Ele estendeu a mão para cumprimentar Virgínia Watson, a rica empresária aguardada com ansiedade para a inauguração da primeira casa noturna de Pinkville; tudo pronto à espera da sua ordem. Virgínia, segurando a ponta do vestido anormalmente abaulado, impedia-o de tocar o chão de terra. – Bom dia, xerife. Esperava encontrar uma recepção mais calorosa. Onde está todo mundo?
- Espere só até ouvir o sinal da fábrica daqui quarenta minutos.

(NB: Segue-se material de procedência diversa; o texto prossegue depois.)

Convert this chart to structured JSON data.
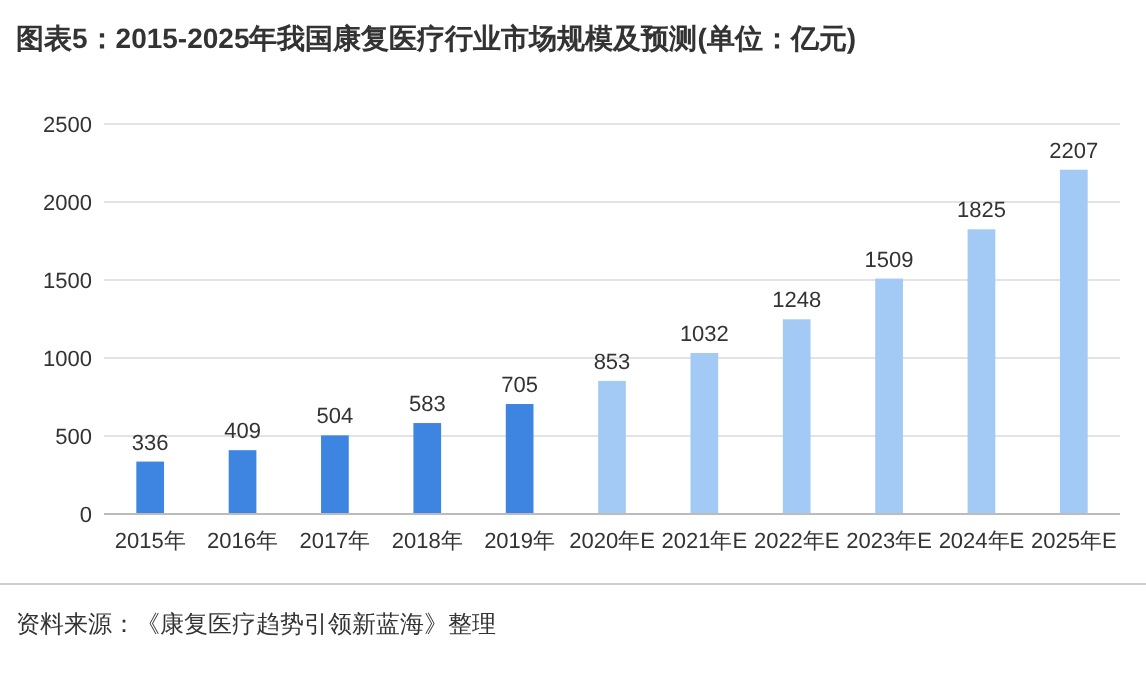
{
  "chart_data": {
    "type": "bar",
    "title": "图表5：2015-2025年我国康复医疗行业市场规模及预测(单位：亿元)",
    "categories": [
      "2015年",
      "2016年",
      "2017年",
      "2018年",
      "2019年",
      "2020年E",
      "2021年E",
      "2022年E",
      "2023年E",
      "2024年E",
      "2025年E"
    ],
    "values": [
      336,
      409,
      504,
      583,
      705,
      853,
      1032,
      1248,
      1509,
      1825,
      2207
    ],
    "colors": [
      "#3d85e0",
      "#3d85e0",
      "#3d85e0",
      "#3d85e0",
      "#3d85e0",
      "#a3c9f5",
      "#a3c9f5",
      "#a3c9f5",
      "#a3c9f5",
      "#a3c9f5",
      "#a3c9f5"
    ],
    "ylim": [
      0,
      2500
    ],
    "yticks": [
      0,
      500,
      1000,
      1500,
      2000,
      2500
    ],
    "grid": "y",
    "data_labels": true,
    "annotations": [
      "资料来源：《康复医疗趋势引领新蓝海》整理"
    ]
  }
}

Não contávamos com sua chegada antes das seis.
- Tem toda razão – disse ao subir para a calçada e soltar o vestido. – Não tive paciência para esperar a comitiva. Minha delegação não passa de cinco competentes cavalheiros. – Smith olhou para a rua, os homens desembarcavam neste momento. Três, vestidos em smoking e os outros dois, mais jovens, em calças de tergal e camisas de seda. Ele cumprimentou os senhores que, em seguida, entraram na delegacia com suas pastas de couro dobradiças enfiadas por baixo dos braços. Pela semelhança dos rapazes, concluiu tratarem-se de irmãos. – Meus filhos queridos – Virgínia apertou-lhes os queixos ao mesmo tempo com ambas as mãos ao apresentá-los com orgulho.

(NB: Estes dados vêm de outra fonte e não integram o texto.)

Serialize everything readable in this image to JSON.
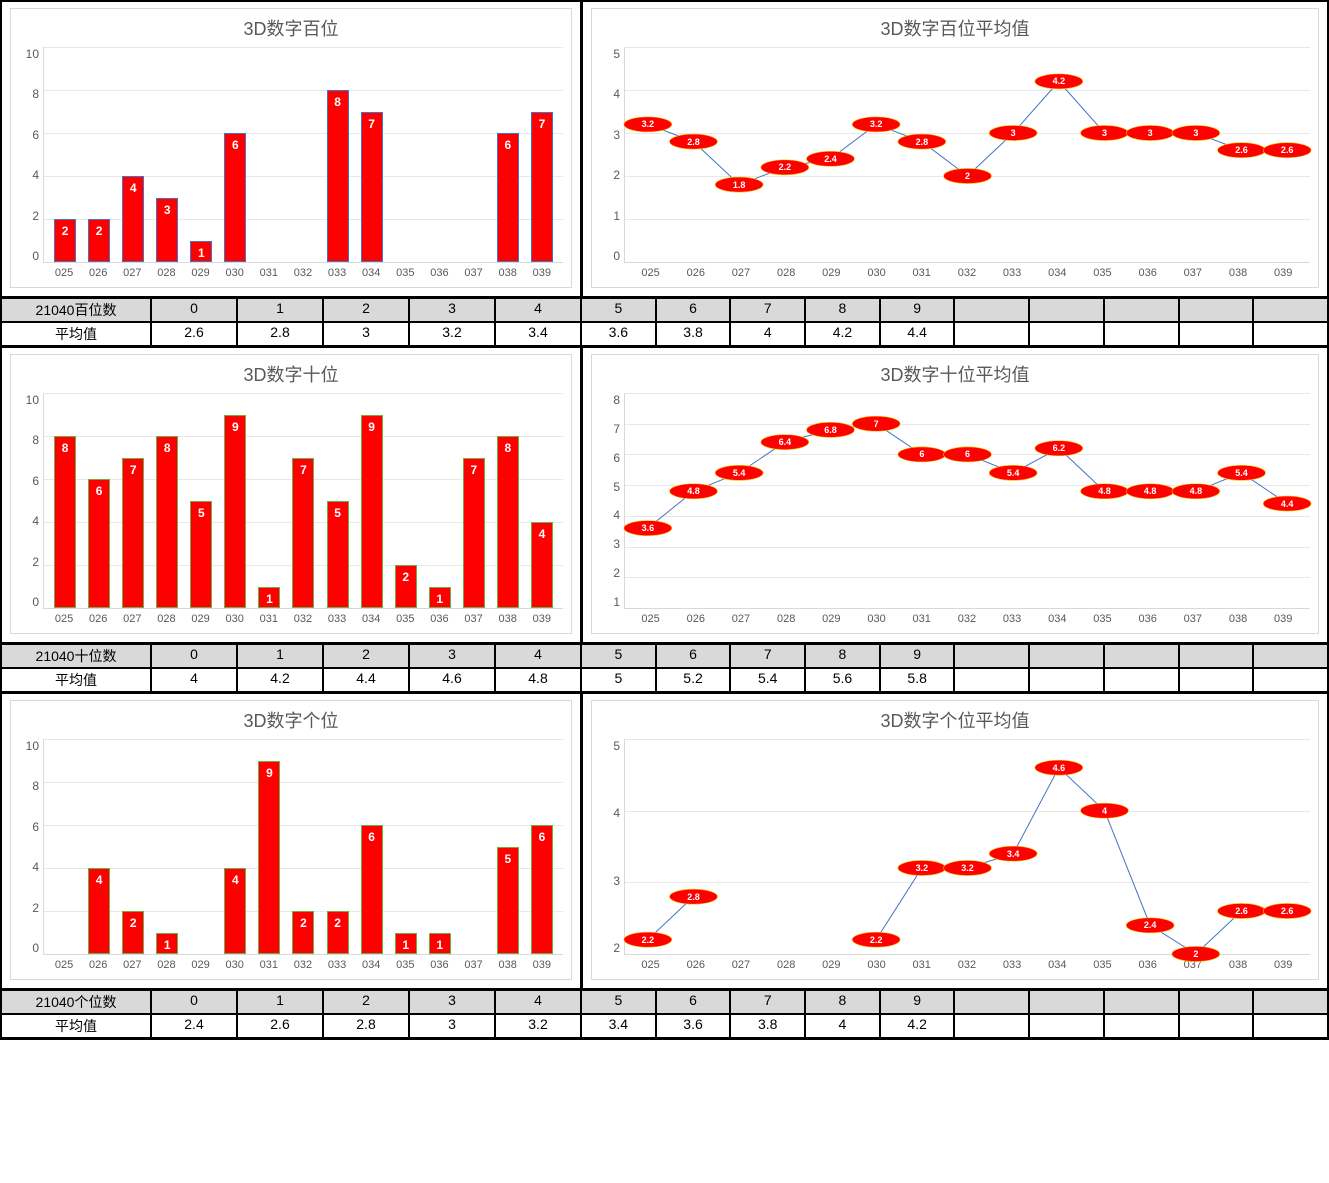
{
  "categories": [
    "025",
    "026",
    "027",
    "028",
    "029",
    "030",
    "031",
    "032",
    "033",
    "034",
    "035",
    "036",
    "037",
    "038",
    "039"
  ],
  "colors": {
    "bar_fill": "#ff0000",
    "bar_border_blue": "#4472c4",
    "bar_border_green": "#70ad47",
    "line": "#4472c4",
    "marker_fill": "#ff0000",
    "marker_border": "#ffc000",
    "grid": "#e8e8e8",
    "title": "#595959",
    "table_header_bg": "#d9d9d9"
  },
  "sections": [
    {
      "bar": {
        "title": "3D数字百位",
        "ymin": 0,
        "ymax": 10,
        "ystep": 2,
        "border_color": "#4472c4",
        "values": [
          2,
          2,
          4,
          3,
          1,
          6,
          null,
          null,
          8,
          7,
          null,
          null,
          null,
          6,
          7
        ]
      },
      "line": {
        "title": "3D数字百位平均值",
        "ymin": 0,
        "ymax": 5,
        "ystep": 1,
        "values": [
          3.2,
          2.8,
          1.8,
          2.2,
          2.4,
          3.2,
          2.8,
          2,
          3,
          4.2,
          3,
          3,
          3,
          2.6,
          2.6
        ]
      },
      "table": {
        "row1_label": "21040百位数",
        "row1_vals": [
          "0",
          "1",
          "2",
          "3",
          "4",
          "5",
          "6",
          "7",
          "8",
          "9",
          "",
          "",
          "",
          "",
          ""
        ],
        "row2_label": "平均值",
        "row2_vals": [
          "2.6",
          "2.8",
          "3",
          "3.2",
          "3.4",
          "3.6",
          "3.8",
          "4",
          "4.2",
          "4.4",
          "",
          "",
          "",
          "",
          ""
        ]
      }
    },
    {
      "bar": {
        "title": "3D数字十位",
        "ymin": 0,
        "ymax": 10,
        "ystep": 2,
        "border_color": "#70ad47",
        "values": [
          8,
          6,
          7,
          8,
          5,
          9,
          1,
          7,
          5,
          9,
          2,
          1,
          7,
          8,
          4
        ]
      },
      "line": {
        "title": "3D数字十位平均值",
        "ymin": 1,
        "ymax": 8,
        "ystep": 1,
        "values": [
          3.6,
          4.8,
          5.4,
          6.4,
          6.8,
          7,
          6,
          6,
          5.4,
          6.2,
          4.8,
          4.8,
          4.8,
          5.4,
          4.4
        ]
      },
      "table": {
        "row1_label": "21040十位数",
        "row1_vals": [
          "0",
          "1",
          "2",
          "3",
          "4",
          "5",
          "6",
          "7",
          "8",
          "9",
          "",
          "",
          "",
          "",
          ""
        ],
        "row2_label": "平均值",
        "row2_vals": [
          "4",
          "4.2",
          "4.4",
          "4.6",
          "4.8",
          "5",
          "5.2",
          "5.4",
          "5.6",
          "5.8",
          "",
          "",
          "",
          "",
          ""
        ]
      }
    },
    {
      "bar": {
        "title": "3D数字个位",
        "ymin": 0,
        "ymax": 10,
        "ystep": 2,
        "border_color": "#70ad47",
        "values": [
          null,
          4,
          2,
          1,
          null,
          4,
          9,
          2,
          2,
          6,
          1,
          1,
          null,
          5,
          6
        ]
      },
      "line": {
        "title": "3D数字个位平均值",
        "ymin": 2,
        "ymax": 5,
        "ystep": 1,
        "values": [
          2.2,
          2.8,
          null,
          null,
          null,
          2.2,
          3.2,
          3.2,
          3.4,
          4.6,
          4,
          2.4,
          2,
          2.6,
          2.6
        ]
      },
      "table": {
        "row1_label": "21040个位数",
        "row1_vals": [
          "0",
          "1",
          "2",
          "3",
          "4",
          "5",
          "6",
          "7",
          "8",
          "9",
          "",
          "",
          "",
          "",
          ""
        ],
        "row2_label": "平均值",
        "row2_vals": [
          "2.4",
          "2.6",
          "2.8",
          "3",
          "3.2",
          "3.4",
          "3.6",
          "3.8",
          "4",
          "4.2",
          "",
          "",
          "",
          "",
          ""
        ]
      }
    }
  ]
}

Entraram todos. Smith conduziu-os a um cômodo nos fundos da delegacia. Uma mesa redonda, recentemente envernizada, com dez cadeiras altas de estofado macio ocupando toda a sua orla, já os aguardava. Encimava-a um lustre potente e todo iluminado. O colorido branco esmaltado combinava com as tonalidades do teto e das paredes. Sentaram-se todos. Smith escancarou a janela que não deixava à vista muita coisa a não ser um paredão lúgubre e incolor, mas, a frescura da brisa que por ali penetrava amenizava o mormaço do fim de tarde. Ele sussurrou alguma coisa ao ouvido da sua sentinela, um sujeito magro e de bigode, que os deixou.
- Tudo pronto para a inauguração? – quis saber Virgínia, pousando sobre a mesa o bonito chapéu confeccionado em estofo de lã e ornado em galões de penas douradas.
- Como a senhora exigiu. Só falta a comitiva. O salão está enfeitado, a orquestra ensaiada e afinada e a cerveja já está no gelo; só restam as dançarinas, o mágico, os cantores, enfim, o seu pessoal.
- Não se preocupe, calculo que em menos de duas horas estarão por aqui. Contratei os melhores artistas de Nashville, saíram-me uma fortuna, mas não me queixo. É a minha primeira casa fora de Nova York e quero que funcione à altura. Mas vamos aos últimos acertos e recomendações. – Os homens de smoking abriram as suas pastas, Smith, sua agenda e deram início à reunião. Meia hora depois, Spencer, a sentinela, entra acompanhado de um garoto de calções até os joelhos, presos por suspensórios e camisa branca de manga curta; cada um trazia uma bandeja redonda. O bigodudo pôs ao centro da mesa a sua, fazendo o mesmo com a outra que tomou das mãos do menino. Em seguida retiraram-se deixando que todos se servissem dos sanduíches, do café e dos refrigerantes que ali estavam.